Noted the first line (Phrase, SoundsLike, IPA, DisplayAs) and phrase column must be given and seperate each column by comma.
Custom vocabularies table format is:
Phrase,SoundsLike,IPA,DisplayAs
世界博覽會,shi4-jie4-bo4-lan3-hui4,,世博會
一個巨星的誕生,,,一個巨星的誕生
EMMA ROSE,,EH1 M AH0 R OW1 Z,emmarose,
And variables definition is:
Phrase: Hypothesis string could be a sequence of error pattern or a word
SoundsLike: Mandarin phrase spelled by Mandarin syllables. Later will handle English phrase
IPA: IPA phoneme representation
DisplayAs: Defines how the word or phrase looks
Grammar could point out where the entity appear to avoid unnecessary replace.
One sample is how to enhance voice assistants accuracy to make a phone call situation.
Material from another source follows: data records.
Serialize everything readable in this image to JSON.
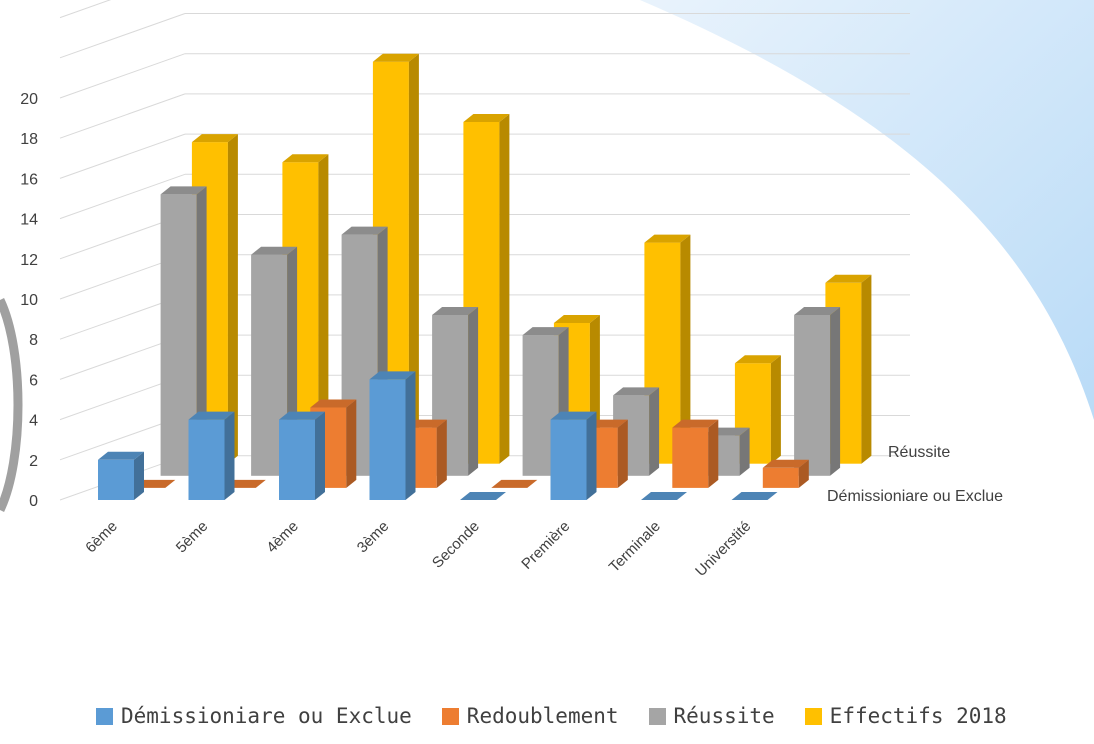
{
  "chart_data": {
    "type": "bar",
    "variant": "3d-column",
    "categories": [
      "6ème",
      "5ème",
      "4ème",
      "3ème",
      "Seconde",
      "Première",
      "Terminale",
      "Universtité"
    ],
    "series": [
      {
        "name": "Démissioniare ou Exclue",
        "color": "#5B9BD5",
        "values": [
          2,
          4,
          4,
          6,
          0,
          4,
          0,
          0
        ]
      },
      {
        "name": "Redoublement",
        "color": "#ED7D31",
        "values": [
          0,
          0,
          4,
          3,
          0,
          3,
          3,
          1
        ]
      },
      {
        "name": "Réussite",
        "color": "#A5A5A5",
        "values": [
          14,
          11,
          12,
          8,
          7,
          4,
          2,
          8
        ]
      },
      {
        "name": "Effectifs 2018",
        "color": "#FFC000",
        "values": [
          16,
          15,
          20,
          17,
          7,
          11,
          5,
          9
        ]
      }
    ],
    "y_ticks": [
      "0",
      "2",
      "4",
      "6",
      "8",
      "10",
      "12",
      "14",
      "16",
      "18",
      "20"
    ],
    "ylim": [
      0,
      20
    ],
    "depth_labels": [
      "Réussite",
      "Démissioniare ou Exclue"
    ],
    "grid": true,
    "legend_position": "bottom"
  }
}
In this case anchor word is "CALL" and defined NE would appear between anchor and sentence end.
User grammar format is :
<SIGMA_STAR> CALL <CONTACT> <SIGMA_STAR> </CONTACT> </s>
And variables definition is:
<SIGMA_STAR>: Special tag for filier words
<> and </>: User specific tag pair
<s>: Special tag for sentence start
</s>: Special tag for sentence end
This project used the OpenFst and Pynini toolkit.
wget http://www.openfst.org/twiki/pub/FST/FstDownload/openfst-1.7.9.tar.gz
tar zxvf openfst-1.7.9.tar.gz && cd openfst-1.7.9
sudo ./configure --enable-grm
sudo make
sudo make install
conda install -c conda-forge pynini=2.1.0
Handling Mandarin language will need a Chonese tokenizer. Here we has a high level interface named Tokenizer() to use two different backend Jieba and HanLP to segment OOV words.
pip install -r requirments.txt